As this tech matures I think these things will be quickly solved, and I'm looking forward to the results.
 Plus Virtualbox, started by Vagrant. See mitchellh's comment.
 Unless, of course, I'm missing something. Docker-people: how do you configure vanilla server images to work in your environment?
Well, the canonical way of running a container is as you mention.
However! There's a couple of options if you do not have a config you're completely happy with yet.
One is to run a process manager like supervisord as your container process, and start up any arbitrary amount of services you wish (like ssh.) It's my understanding that in the future Docker will allow you to call `init` directly, so it becomes more vm like.
The other, assuming a sufficiently modern kernel (I believe 3.8+, which is the minimum supported for Docker) is to use the lxc userland tools, specifically `lxc-attach <containerid>` This will allow you to create a shell in the running container and poke about as needed.
My experiments with lxc-attach always failed; presumably my kernel was wrong in some way (I followed instructions to get to 3.8, but I am sufficiently clueless that I wasn't sure it had worked, or that it was the right flavor of 3.8).
But that's only the ad-hoc case: the bigger question is, if you have an image with instructions "RUN apt-get install mysql", you're not even halfway to having a copy of MySQL you can run in production: at a minimum you'll need to install a custom my.cnf to suit your application's operational parameters, but really you'll want it to be slightly different every time -- new bind addresses, potentially new master-slave relationship grants, etc.. The way docker images interact with configuration management in a grown-up production environment is still really hazy to me.
 We are all agreed that running default my.cnf in production is laughable, yes? That information has filtered into the mainstream from the DBA crowd?
How I would personally tackle that specific problem is the following:
1) Create a Dockerfile which installs the dependencies of my image as a base (maybe in this case all it is is RUN apt-get install mysql)
2) Tag the image as mysql-base.
3) Shell in to mysql-base, and iterate over the changes as needed until its 'production ready.'
4) Once it's suitably 'production ready', `docker diff` the version to see which files changed.
5) Here comes the fork in the road. Either go back and instrument my original Dockerfile to modify the files that were updated to make my image production ready, OR, `docker commit` that image. There are benefits to both sides, but ultimately it will be up to you in terms of maintainability. The definition of 'production ready' will differ from org to org.
With step #1 ... apt-get install mysql ... what happens when the network repos go down? Like when you have to rebuild the same system four years later? You might wind up with an epic fail. That's not very stable as a packaging format then, is it? But this is just an example challenge from a much larger set... all of which derive from the fact that state is being allowed to seep in from random places. It's not clean.
This is essentially one of the core complaints I have with some of these tools. In my own as-yet-unfinished tool's architecture that tackles similar domains, network access is disallowed at deployment time. If a package cannot be installed without network access, then it is not considered a valid package.

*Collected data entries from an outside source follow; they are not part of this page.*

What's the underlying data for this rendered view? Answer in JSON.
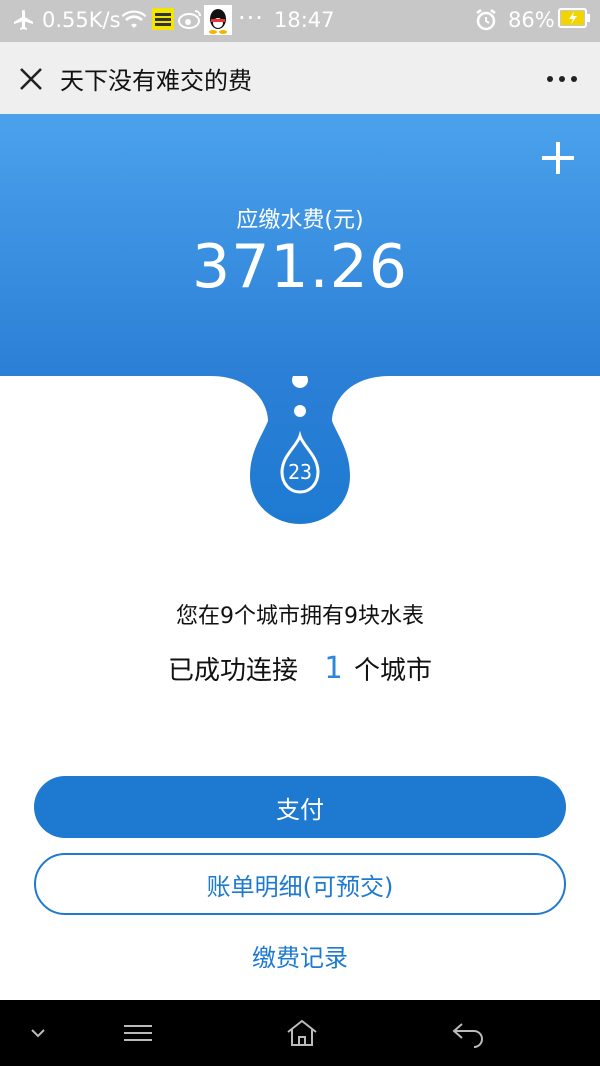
{
  "status_bar": {
    "speed": "0.55K/s",
    "time": "18:47",
    "battery": "86%"
  },
  "header": {
    "title": "天下没有难交的费"
  },
  "hero": {
    "label": "应缴水费(元)",
    "amount": "371.26"
  },
  "drop": {
    "number": "23"
  },
  "info": {
    "line1": "您在9个城市拥有9块水表",
    "line2_prefix": "已成功连接",
    "line2_count": "1",
    "line2_suffix": "个城市"
  },
  "actions": {
    "pay_label": "支付",
    "bill_label": "账单明细(可预交)",
    "record_label": "缴费记录"
  },
  "colors": {
    "accent": "#1e7ad1",
    "hero_top": "#4ba2ec",
    "hero_bottom": "#2b7fd6"
  }
}
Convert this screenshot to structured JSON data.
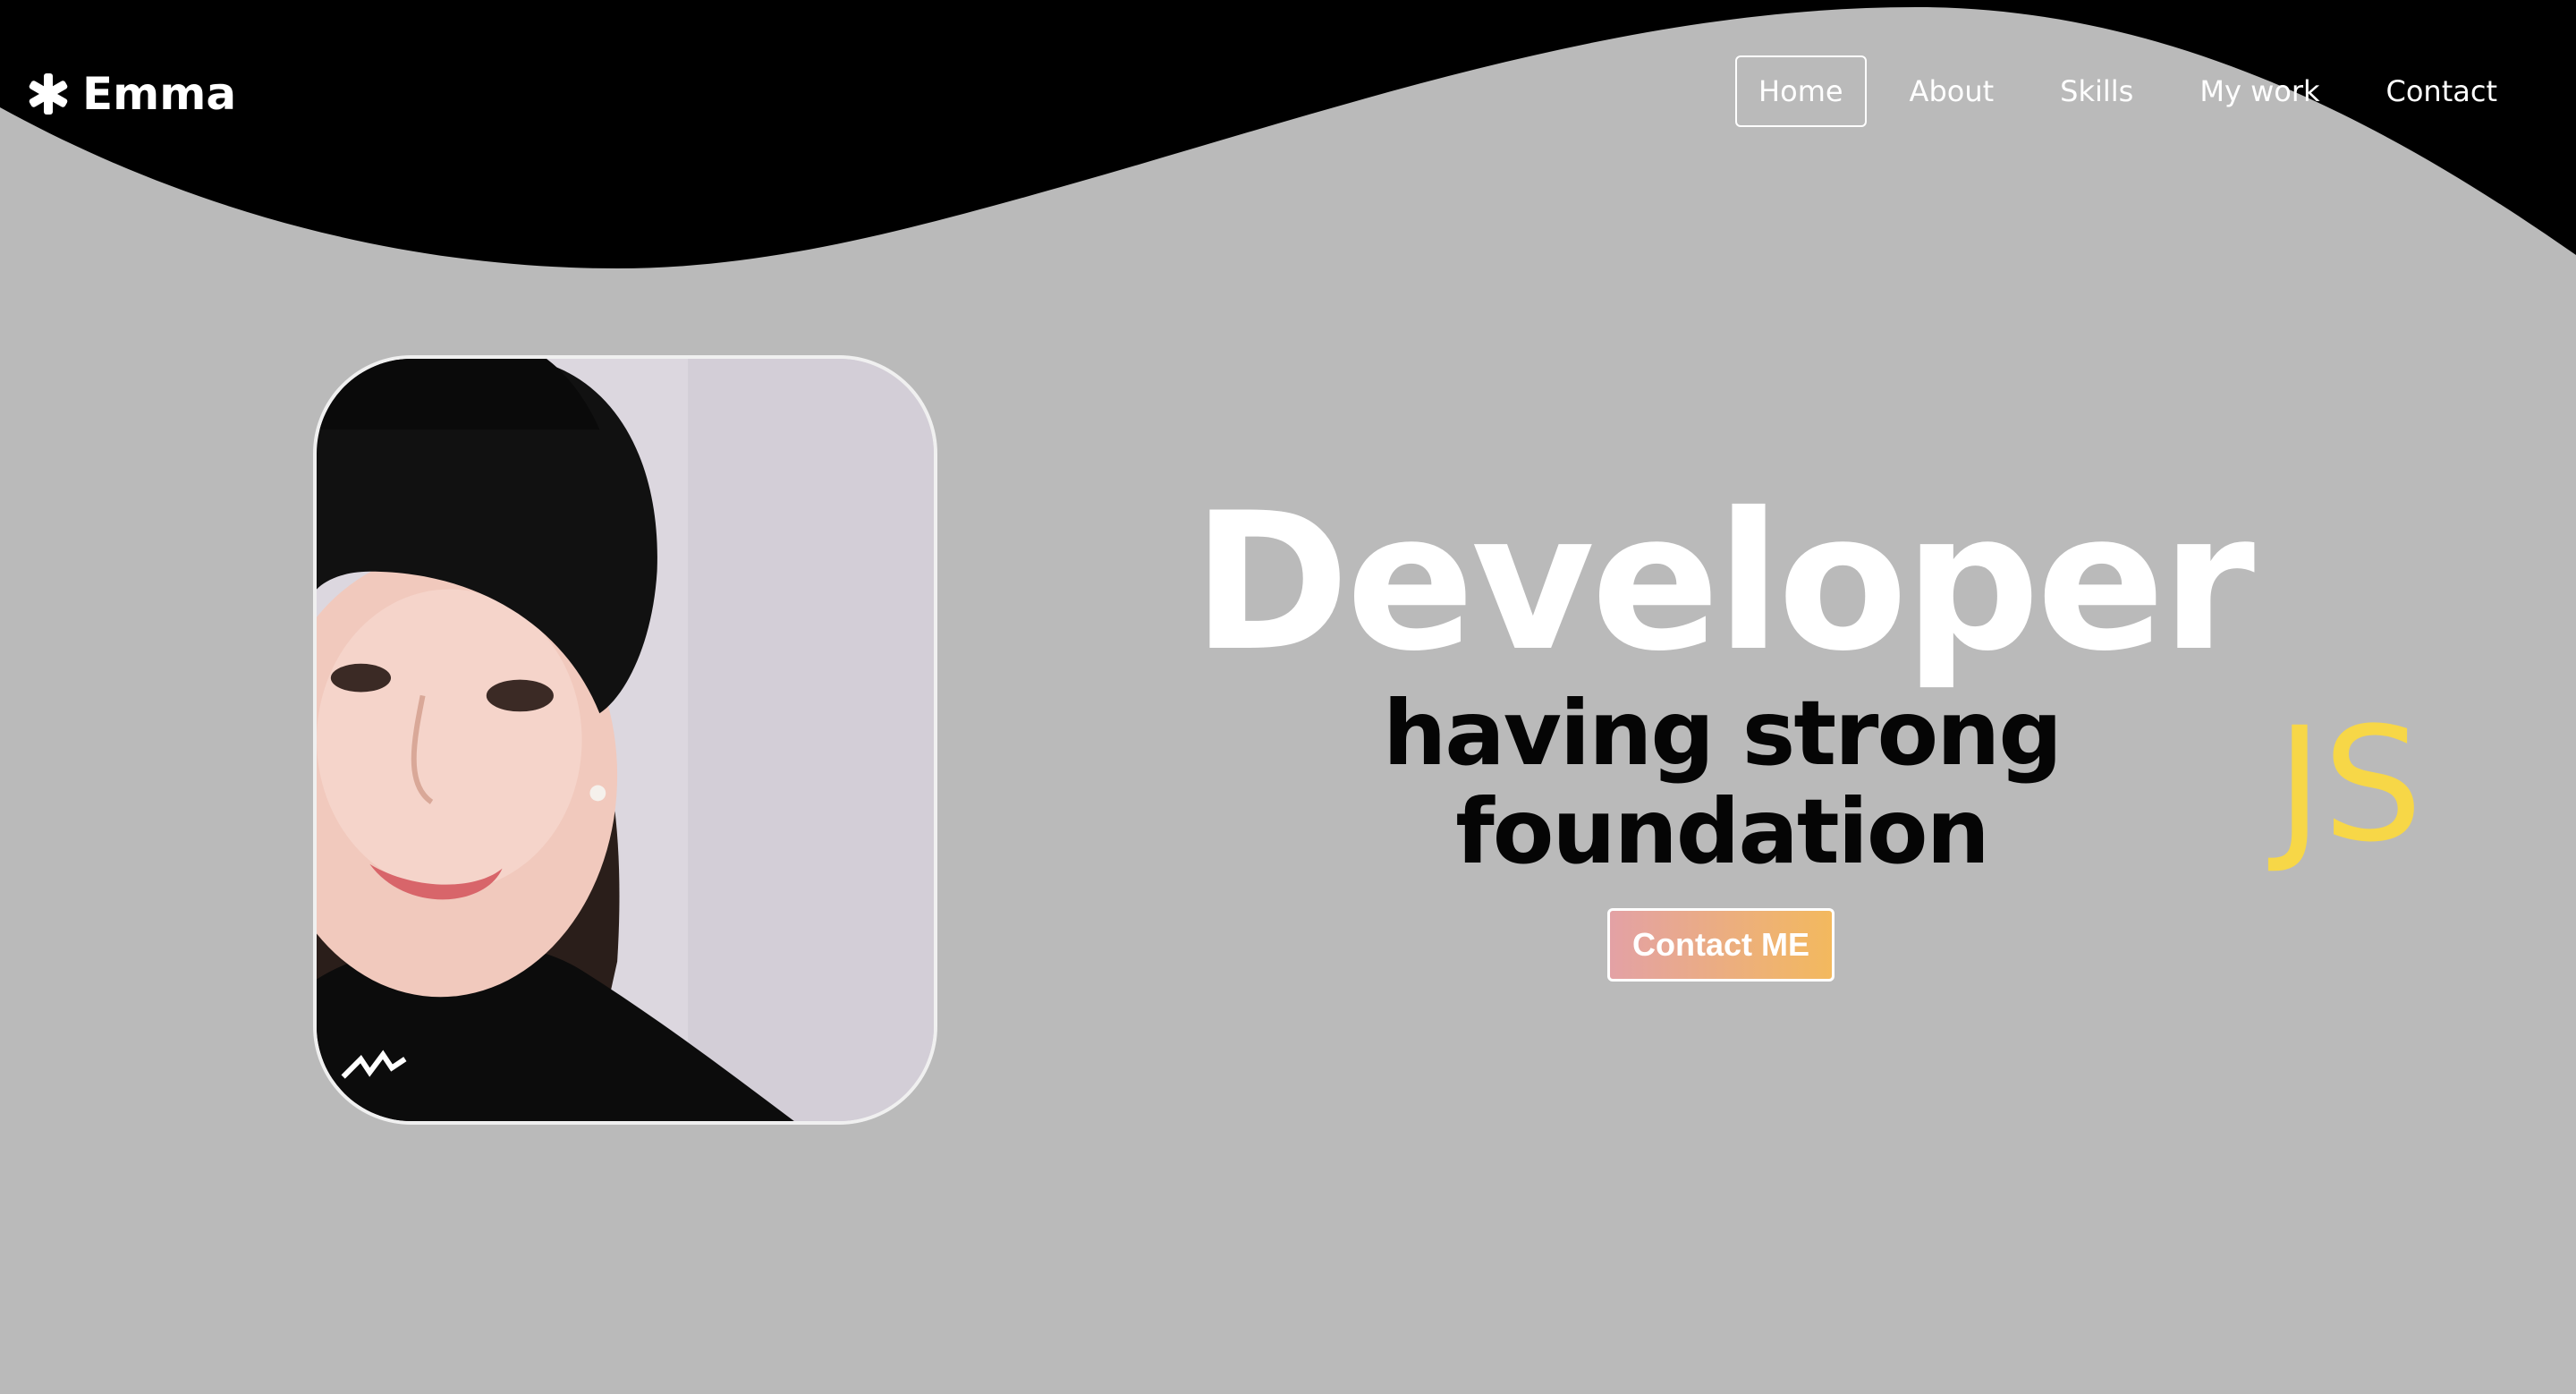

Right, my tooling generally builds everything from source (mostly gentoo is the target platform, though also ubuntu) and generates the deps automagically.
This is achieved by viewing 'build' and 'install' for the cloud-capable service package as two separate steps, ie. build is the 'gather all requisite goodies' step, and then a version is applied. 'Install' is where an instance is actually created on top of a target OS platform image (also versioned).
Apparently what I consider fundamental architectural issues you see as pathological cases. Your call! :)
Take for instance multiple cloud providers. Those guys are notorious for giving you a slightly different version of any OS as a stock image, and running slightly different configurations. Some of them even insert their own distro-specific repos/mirrors. In that case, you are going to see entire classes of weird and subtle bugs appear where you either:
(A) are not using the same cloud provider for test/staging/production environment. (People tend to lean on local virt for the former).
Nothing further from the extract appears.